Targeting Dual Enrollment Courses as an Open Education Strategy

Published on March 29th, 2021

Estimated reading time for this article: 3 minutes.

This post is written by Tanya Grosz, Ph.D. Tanya is the Director of Educational Programs at the Open Education Network.

In 2015 I began an open textbook initiative at the University of Northwestern – St. Paul with the instructional design team that served all online, dual enrollment, undergraduate, and graduate courses. At first, I didn’t give much thought to the potential synergy between open textbooks and dual enrollment courses – college credit courses taken by high school students. However, it turns out that targeting dual enrollment courses was an effective open education strategy for our institution, with our initial success ultimately leading to the first Z degree in Minnesota.

Dual Enrollment Courses Primed for Open Textbook Solutions

While Minnesota’s Department of Education offers colleges and universities refunds for providing course materials to dual enrollment students, as an institution we still had to:

  • absorb the up-front costs,
  • determine how much inventory to buy for courses not yet enrolled,
  • mail thousands of textbooks to students,
  • get those textbooks back intact and on time for the next semester, and
  • wait on a refund from the state.
This reality, along with the wide availability of open textbooks for general education courses, meant that dual enrollment courses were primed for open textbooks solutions. Plus, dual enrollment students are typically high school juniors and seniors, so college-level work can be especially intimidating, making immediate access to course materials that much more important. With open textbooks, we could remove cost barriers and help students get started right away, even if they enrolled the moment before a course began.

Three-Pronged Strategy

At the time we started our open textbook initiative, the provost wisely saw open textbooks as one way to keep course material costs down, so the focus was on increasing affordability. We developed a three-pronged strategy for growing our initiative:

  1. educate university constituents on the realities of student debt and the current financial landscape for our students,
  2. partner with the library on course reserves, and
  3. encourage the review and adoption of open textbooks.
Thankfully, with the support of the administration and the Open Education Network (then the Open Textbook Network), we were able to incentivize faculty reviews of textbooks in the Open Textbook Library, which was integral to the success of the first and third prongs of our strategy.

In addition to our three-pronged strategy, we put related support in place for both faculty and students. For faculty, we ensured that instructional designers would be available to support them if they chose to adapt an open textbook, a strategy that freed faculty to focus on content, not technology. For students, we developed a print-on-demand option for those who want a printed copy.

Early Adoption Builds Momentum

When a professor adopted an OpenStax Chemistry text for one of his dual enrollment courses, the up-front savings ($20,000 total for multiple sections) and instant access were big wins. This professor paved the way for other faculty to adopt open textbooks by demonstrating the savings open textbooks offer students.

Also helpful was Northwestern’s course template model, which provides one template for all sections in order to ensure academic consistency. That model meant that one adoption was essentially many. It helped, too, that many undergraduate faculty also taught in the dual enrollment program.
Finally, after years of fielding parent and student complaints about late textbook fees and delayed course materials, students could focus on learning and we could focus on supporting faculty.

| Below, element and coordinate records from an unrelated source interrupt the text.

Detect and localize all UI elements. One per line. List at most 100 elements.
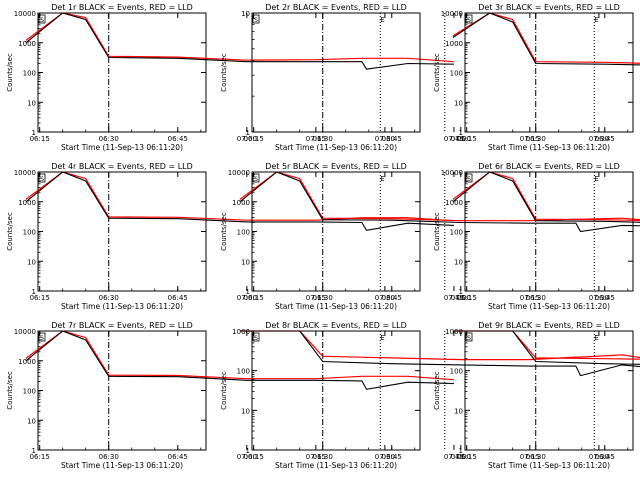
events-series-line	[25, 171, 454, 231]
y-axis-label: Counts/sec	[220, 53, 228, 92]
detector-panel-5: Det 5r BLACK = Events, RED = LLD 1 10 100 10…	[220, 162, 640, 311]
y-tick-label: 10000	[228, 169, 250, 177]
y-axis-label: Counts/sec	[6, 371, 14, 410]
panel-title: Det 1r BLACK = Events, RED = LLD	[51, 3, 193, 12]
y-axis-label: Counts/sec	[433, 371, 441, 410]
y-axis-label: Counts/sec	[433, 53, 441, 92]
detector-panel-3: Det 3r BLACK = Events, RED = LLD 1 10 100 10…	[433, 3, 640, 152]
y-tick-label: 1	[459, 288, 463, 296]
x-tick-label: 06:45	[168, 135, 188, 143]
y-tick-label: 10	[454, 407, 463, 415]
panel-title: Det 3r BLACK = Events, RED = LLD	[478, 3, 620, 12]
x-tick-label: 07:00	[237, 135, 257, 143]
x-tick-label: 06:45	[595, 453, 615, 461]
x-axis-label: Start Time (11-Sep-13 06:11:20)	[488, 302, 610, 311]
plot-frame	[37, 12, 207, 133]
x-tick-label: 07:30	[589, 453, 609, 461]
lld-series-line	[25, 171, 454, 222]
x-axis-label: Start Time (11-Sep-13 06:11:20)	[275, 143, 397, 152]
x-tick-label: 07:15	[306, 294, 326, 302]
x-tick-label: 07:15	[306, 135, 326, 143]
start-box-label: S	[40, 335, 44, 342]
y-tick-label: 10	[27, 99, 36, 107]
start-box-marker	[252, 332, 260, 342]
x-axis-label: Start Time (11-Sep-13 06:11:20)	[275, 461, 397, 470]
end-bracket-label: E	[594, 334, 598, 342]
y-tick-label: 1	[246, 447, 250, 455]
y-tick-label: 10000	[441, 10, 463, 18]
y-tick-label: 10	[241, 10, 250, 18]
x-tick-label: 07:15	[520, 135, 540, 143]
x-tick-label: 06:15	[244, 453, 264, 461]
y-tick-label: 100	[23, 229, 36, 237]
y-axis-label: Counts/sec	[220, 371, 228, 410]
y-tick-label: 10	[27, 417, 36, 425]
x-tick-label: 07:30	[375, 294, 395, 302]
x-axis-label: Start Time (11-Sep-13 06:11:20)	[275, 302, 397, 311]
x-tick-label: 07:45	[444, 135, 464, 143]
events-series-line	[25, 330, 454, 390]
lld-series-line	[452, 330, 640, 360]
x-tick-label: 06:15	[457, 135, 477, 143]
y-axis-label: Counts/sec	[220, 212, 228, 251]
y-tick-label: 1	[459, 129, 463, 137]
x-tick-label: 07:30	[589, 135, 609, 143]
plot-frame	[464, 12, 634, 133]
plot-frame	[464, 330, 634, 451]
panel-title: Det 5r BLACK = Events, RED = LLD	[265, 162, 407, 171]
start-box-marker	[252, 14, 260, 24]
x-tick-label: 06:30	[313, 135, 333, 143]
x-axis-label: Start Time (11-Sep-13 06:11:20)	[61, 302, 183, 311]
y-tick-label: 1	[32, 447, 36, 455]
y-tick-label: 1000	[18, 40, 36, 48]
x-tick-label: 06:15	[30, 294, 50, 302]
y-tick-label: 10	[241, 407, 250, 415]
start-box-label: S	[467, 176, 471, 183]
y-tick-label: 1000	[445, 40, 463, 48]
detector-panel-6: Det 6r BLACK = Events, RED = LLD 1 10 100 10…	[433, 162, 640, 311]
panel-title: Det 9r BLACK = Events, RED = LLD	[478, 321, 620, 330]
end-bracket-label: E	[380, 16, 384, 24]
start-box-marker	[38, 14, 46, 24]
y-tick-label: 1000	[18, 358, 36, 366]
start-box-label: S	[467, 17, 471, 24]
y-tick-label: 1000	[232, 199, 250, 207]
plot-frame	[37, 330, 207, 451]
detector-panel-8: Det 8r BLACK = Events, RED = LLD11010010…	[220, 321, 640, 470]
x-axis-label: Start Time (11-Sep-13 06:11:20)	[488, 143, 610, 152]
events-series-line	[452, 171, 640, 223]
y-tick-label: 1000	[18, 199, 36, 207]
events-series-line	[239, 330, 640, 377]
y-axis-label: Counts/sec	[6, 53, 14, 92]
start-box-marker	[38, 173, 46, 183]
y-tick-label: 1	[32, 129, 36, 137]
y-tick-label: 100	[450, 368, 463, 376]
y-tick-label: 10	[454, 99, 463, 107]
plot-frame	[464, 171, 634, 292]
start-box-label: S	[467, 335, 471, 342]
y-tick-label: 100	[23, 388, 36, 396]
y-tick-label: 1000	[445, 199, 463, 207]
x-tick-label: 06:45	[168, 453, 188, 461]
x-tick-label: 06:15	[244, 135, 264, 143]
y-tick-label: 100	[237, 229, 250, 237]
y-tick-label: 1	[459, 447, 463, 455]
x-tick-label: 06:15	[244, 294, 264, 302]
plot-frame	[251, 171, 421, 292]
panel-title: Det 7r BLACK = Events, RED = LLD	[51, 321, 193, 330]
start-box-label: S	[254, 335, 258, 342]
y-tick-label: 100	[237, 368, 250, 376]
events-series-line	[25, 12, 454, 70]
x-tick-label: 06:30	[99, 453, 119, 461]
start-box-label: S	[40, 176, 44, 183]
x-axis-label: Start Time (11-Sep-13 06:11:20)	[488, 461, 610, 470]
end-bracket-label: E	[380, 334, 384, 342]
panel-title: Det 4r BLACK = Events, RED = LLD	[51, 162, 193, 171]
start-box-marker	[465, 14, 473, 24]
y-tick-label: 10	[241, 258, 250, 266]
lld-series-line	[25, 330, 454, 381]
x-tick-label: 07:00	[451, 294, 471, 302]
plot-frame	[251, 12, 421, 133]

Success of Open Textbook Initiative Leads to Z degree

Support for open textbooks continued to grow on our campus, and when the instructional design team created a two-minute video of Northwestern students talking about how textbook costs negatively impacted them, the conversation really took off. While some faculty were resistant to exploring open textbooks, more were open to the idea. The faculty who chose to adopt an open textbook appreciated that students could access their materials immediately and at no cost. Some also liked that they could edit the material if they wished to do so. Because of the benefits and flexibility that open educational resources and practices offered, before we knew it, we had 50 open textbook adoptions. We stopped to celebrate this milestone, giving faculty adopters the kudos they deserved.

Targeting dual enrollment courses as an open textbook adoption strategy was an effective first step for us. Thanks to the instructional design team, supportive administration, and willing faculty, our initiative continued to gather steam, positive attention and press. Ultimately, buoyed by the momentum we had built together, we created the first Z degree, or zero textbook cost degree, in the state of Minnesota.